Soy de la generación de escritores que a falta de guerra mundial conoció la aventura y el peligro hasta que se vio obligado a entrar a dar clases a una secundaria.  Mi situación era en cierto grado delicada, terminó mi beca de Gobierno del Estado, la novela que escribí no me había vuelto famoso y en mis bolsillos ni siquiera aleteaban las polillas que viven en los libros y en las cabezas de los novelistas jóvenes. Me arreglé el bigote, busqué mi folder de documentos importantes, miré con cierta nostalgia los borradores primarios de la novela y regresé a la secundaria.

    El edificio de la secundaria, una fortaleza de ladrillos sobre una colina soleada, mostraba un semblante un tanto desalentador. Buscando la sala de maestros me fui haciendo paso entre bandadas de estudiantes que evidenciaban en sus murmures encontrarse al acecho. El último profesor de español había escapado, en su escritorio había aspirinas pulverizadas y una torre de exámenes por calificar. Como escritor detecté de inmediato la sugerencia macabra y fui formulando la tragedia que la situación me sugería.

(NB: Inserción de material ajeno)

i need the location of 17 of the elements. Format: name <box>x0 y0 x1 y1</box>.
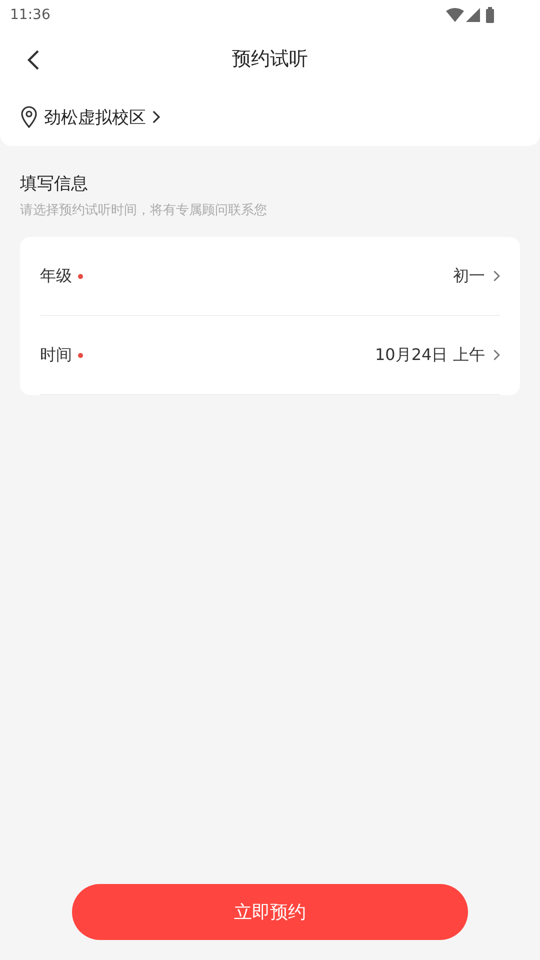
form-row[interactable]: 时间 10月24日 上午 <box>40 316 500 395</box>
back-icon[interactable] <box>26 49 40 71</box>
field-label: 时间 <box>40 344 72 366</box>
chevron-right-icon <box>492 349 500 361</box>
form-row[interactable]: 年级 初一 <box>40 237 500 316</box>
chevron-right-icon <box>152 110 160 124</box>
field-value: 初一 <box>452 266 485 286</box>
status-time: 11:36 <box>10 7 50 23</box>
campus-selector[interactable]: 劲松虚拟校区 <box>0 88 540 146</box>
page-title: 预约试听 <box>232 47 308 72</box>
location-pin-icon <box>20 106 38 128</box>
chevron-right-icon <box>492 270 500 282</box>
section-subtitle: 请选择预约试听时间，将有专属顾问联系您 <box>20 202 268 219</box>
field-value: 10月24日 上午 <box>375 344 485 366</box>
campus-name: 劲松虚拟校区 <box>44 106 146 128</box>
section-title: 填写信息 <box>20 173 89 195</box>
field-label: 年级 <box>40 266 72 286</box>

    Tres cafés encima preparé mis programas de clase, desempolvé mis aburridos libros de gramática y me dirigí al salón de primero de secundaria. Nervioso, esperé a que el director me presentara. Los alumnos, con mirada luciferina, estudiaban mi estatura y cada uno de mis movimientos. Tenían frente suyo a la presa perfecta: el jovencito romántico con un libro de poemas sobre la edad media bajo el brazo. El director me miró con cierta preocupación y me dejó frente a un auditorio expectante. Escribí mi nombre en el pizarrón y les conté la historia de Cosimo Piovasco, el héroe indomable del Barón Rampante: un renegado más o menos su edad quien negándose a comer un plato de caracoles decide dar una lección ejemplar a sus padres. El muchacho, imponiendo su autoridad, sube a las copas de una encina y sosteniendo un grito de batalla les asegura que no bajará nunca más.

   ─Bien muchachos ─les dije asomándome por la ventana— ¿Cómo harían ustedes para sobrevivir toda su vida sobre las copas del árbol que está plantado en medio del patio? 

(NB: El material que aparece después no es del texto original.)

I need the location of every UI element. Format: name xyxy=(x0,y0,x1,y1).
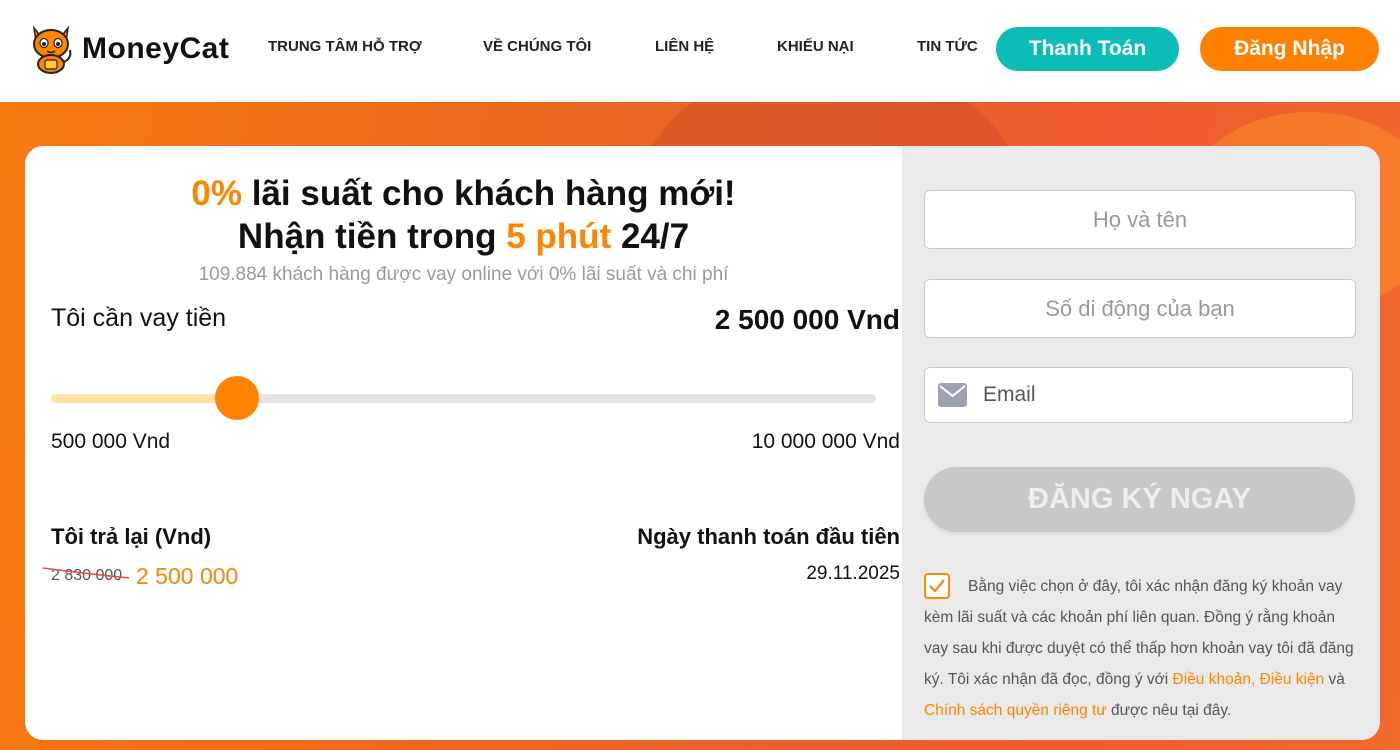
brand-name: MoneyCat xyxy=(82,32,230,65)
consent-block: Bằng việc chọn ở đây, tôi xác nhận đăng … xyxy=(924,571,1354,726)
headline-text: lãi suất cho khách hàng mới! xyxy=(242,174,736,213)
consent-text-part: và xyxy=(1324,671,1345,688)
loan-amount-label: Tôi cần vay tiền xyxy=(51,304,227,332)
first-payment-date: 29.11.2025 xyxy=(806,563,900,584)
terms-link[interactable]: Điều khoản, Điều kiện xyxy=(1173,671,1325,688)
consent-text-part: được nêu tại đây. xyxy=(1106,702,1232,719)
headline-highlight: 0% xyxy=(191,174,242,213)
loan-amount-slider[interactable] xyxy=(51,376,876,420)
headline-line-1: 0% lãi suất cho khách hàng mới! xyxy=(25,172,902,215)
customer-count-subline: 109.884 khách hàng được vay online với 0… xyxy=(198,264,729,285)
headline-text: 24/7 xyxy=(611,217,690,256)
site-header: MoneyCat TRUNG TÂM HỖ TRỢ VỀ CHÚNG TÔI L… xyxy=(0,0,1400,102)
logo[interactable]: MoneyCat xyxy=(28,24,229,74)
headline-highlight: 5 phút xyxy=(506,217,612,256)
cat-logo-icon xyxy=(32,25,72,74)
register-button[interactable]: ĐĂNG KÝ NGAY xyxy=(924,467,1355,532)
registration-form: Họ và tên Số di động của bạn Email ĐĂNG … xyxy=(902,146,1380,740)
strikethrough-mark xyxy=(42,567,130,579)
repay-label: Tôi trả lại (Vnd) xyxy=(51,524,212,549)
headline-line-2: Nhận tiền trong 5 phút 24/7 xyxy=(25,215,902,258)
checkmark-icon xyxy=(929,579,945,593)
headline-text: Nhận tiền trong xyxy=(237,217,507,256)
nav-item-about[interactable]: VỀ CHÚNG TÔI xyxy=(483,38,591,55)
full-name-input[interactable]: Họ và tên xyxy=(924,190,1356,249)
mail-icon xyxy=(938,383,967,407)
repay-new-amount: 2 500 000 xyxy=(136,563,239,589)
first-payment-label: Ngày thanh toán đầu tiên xyxy=(637,524,900,549)
loan-calculator: 0% lãi suất cho khách hàng mới! Nhận tiề… xyxy=(25,146,902,740)
email-placeholder: Email xyxy=(983,383,1036,406)
slider-min-label: 500 000 Vnd xyxy=(51,430,171,453)
login-button[interactable]: Đăng Nhập xyxy=(1200,27,1379,71)
nav-item-news[interactable]: TIN TỨC xyxy=(917,38,978,55)
slider-handle[interactable] xyxy=(215,376,259,420)
slider-fill xyxy=(51,394,237,403)
consent-checkbox[interactable] xyxy=(924,573,950,599)
nav-item-support[interactable]: TRUNG TÂM HỖ TRỢ xyxy=(268,38,422,55)
consent-text: Bằng việc chọn ở đây, tôi xác nhận đăng … xyxy=(924,571,1354,726)
nav-item-contact[interactable]: LIÊN HỆ xyxy=(655,38,714,55)
loan-amount-value: 2 500 000 Vnd xyxy=(714,304,900,335)
email-input[interactable]: Email xyxy=(924,367,1353,423)
loan-card: 0% lãi suất cho khách hàng mới! Nhận tiề… xyxy=(25,146,1380,740)
phone-input[interactable]: Số di động của bạn xyxy=(924,279,1356,338)
pay-button[interactable]: Thanh Toán xyxy=(996,27,1179,71)
nav-item-complaints[interactable]: KHIẾU NẠI xyxy=(777,38,854,55)
slider-max-label: 10 000 000 Vnd xyxy=(751,430,900,453)
privacy-policy-link[interactable]: Chính sách quyền riêng tư xyxy=(924,702,1107,719)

   Un suspenso inquietante recorrió las centrales nerviosas del salón de clase. El escritor Miguel de Cervantes me miraba desesperanzado desde una litografía.

    —¿Nadie? —pregunté tomando asiento sobre el escritorio. De inmediato uno de ellos levantó la mano.

    —Pues yo pondría un negocio de tareas con los niños de la primaria, con el dinero me iría manteniendo.

    —Bien, la vida criminal ¿Alguien más?

   —Pues yo le pediría a Gunter que se robara cosas del laboratorio, haría crecer el árbol lo suficiente para que sus raíces destruyeran la escuela.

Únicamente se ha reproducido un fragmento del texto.